Minutes of the Monetary Policy Meeting held on 18 December 2019
At the monetary policy meeting on 18 December 2019, the Executive Board of the Riksbank decided to raise the repo rate from –0.25 per cent to zero per cent.
Since the monetary policy decision in October, economic developments both globally and in Sweden have been in line with the Riksbank’s forecasts. As in the rest of the world, the Swedish economy has entered a phase with a lower growth rate. Uncertainty over international developments is still considerable, but according to several members the risks seem to have recently decreased somewhat. Several members emphasised that the slowdown now taking place in the Swedish economy means that we are going from a higher-than-normal level of activity to a more normal economic situation.
Inflation – which has been close to the inflation target of 2 per cent for a prolonged period – has also developed in line with the Riksbank’s forecast over recent months. Resource utilisation is expected to remain fairly normal while inflation prospects overall are unchanged, which means that the conditions for close-to-target inflation continue to be good. A majority of members therefore considered it appropriate to now raise the repo rate from –0.25 per cent to zero per cent, in line with the forecast from October.

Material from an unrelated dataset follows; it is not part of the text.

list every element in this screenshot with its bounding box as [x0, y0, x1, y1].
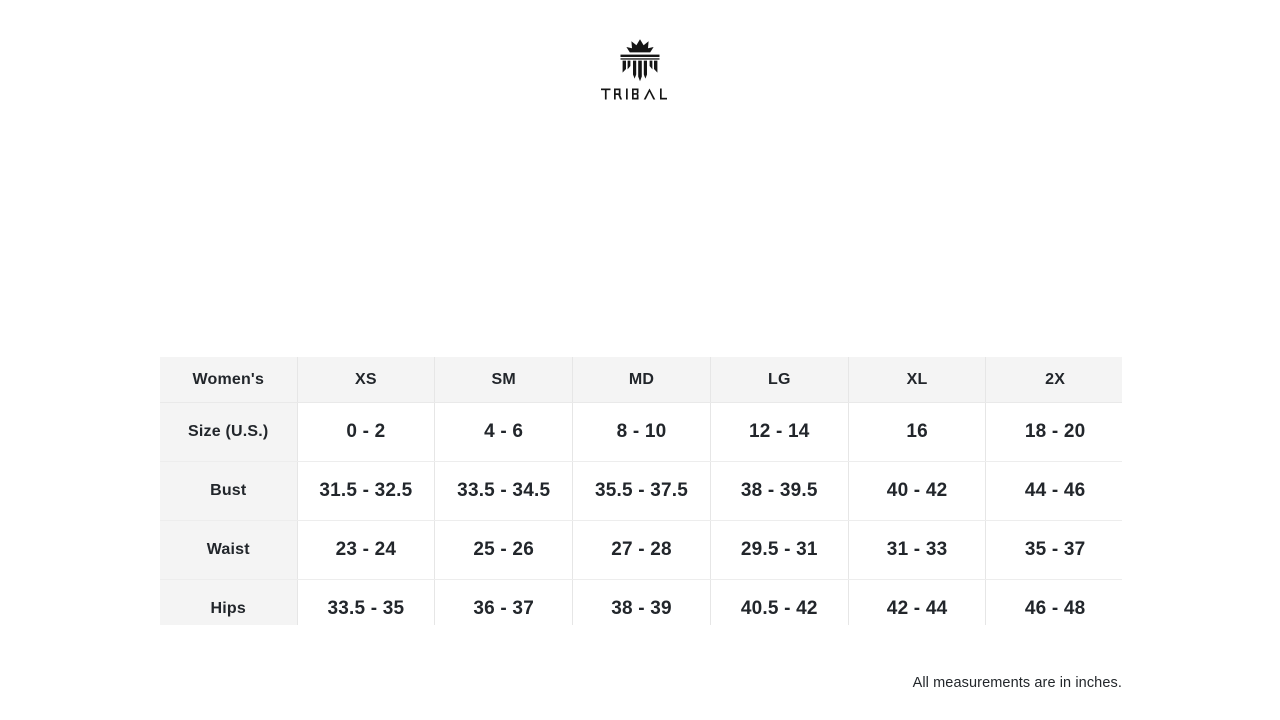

This year, in response to weaker economic activity, the Riksbank has successively lowered the forecast for how much the repo rate will be increased in the years to come, something which several members noted. In the longer term, the repo rate is likely to be higher than zero. But given the low level of global interest rates and the uncertainty surrounding economic and inflation developments, it is, in the Executive Board’s view, difficult to determine when it will be appropriate to raise the repo rate next time. With a repo rate of zero per cent in the coming years and the Riksbank’s extensive purchases of government bonds, monetary policy remains very expansionary.
Several members discussed the period with a negative policy rate. It was noted that this was an important reason behind the strong economic activity of recent years and the return of inflation to the target. However, it was also pointed out that more analysis is needed of the potential effects if negative interest rates are perceived as more permanent. Given the low level of interest rates abroad, the view was that a periodically negative repo rate in the future cannot be ruled out. As always, monetary policy will be adjusted if conditions change.
Two members entered reservations against the decision to raise the repo rate now and argued instead for a raise some time into the forecast period.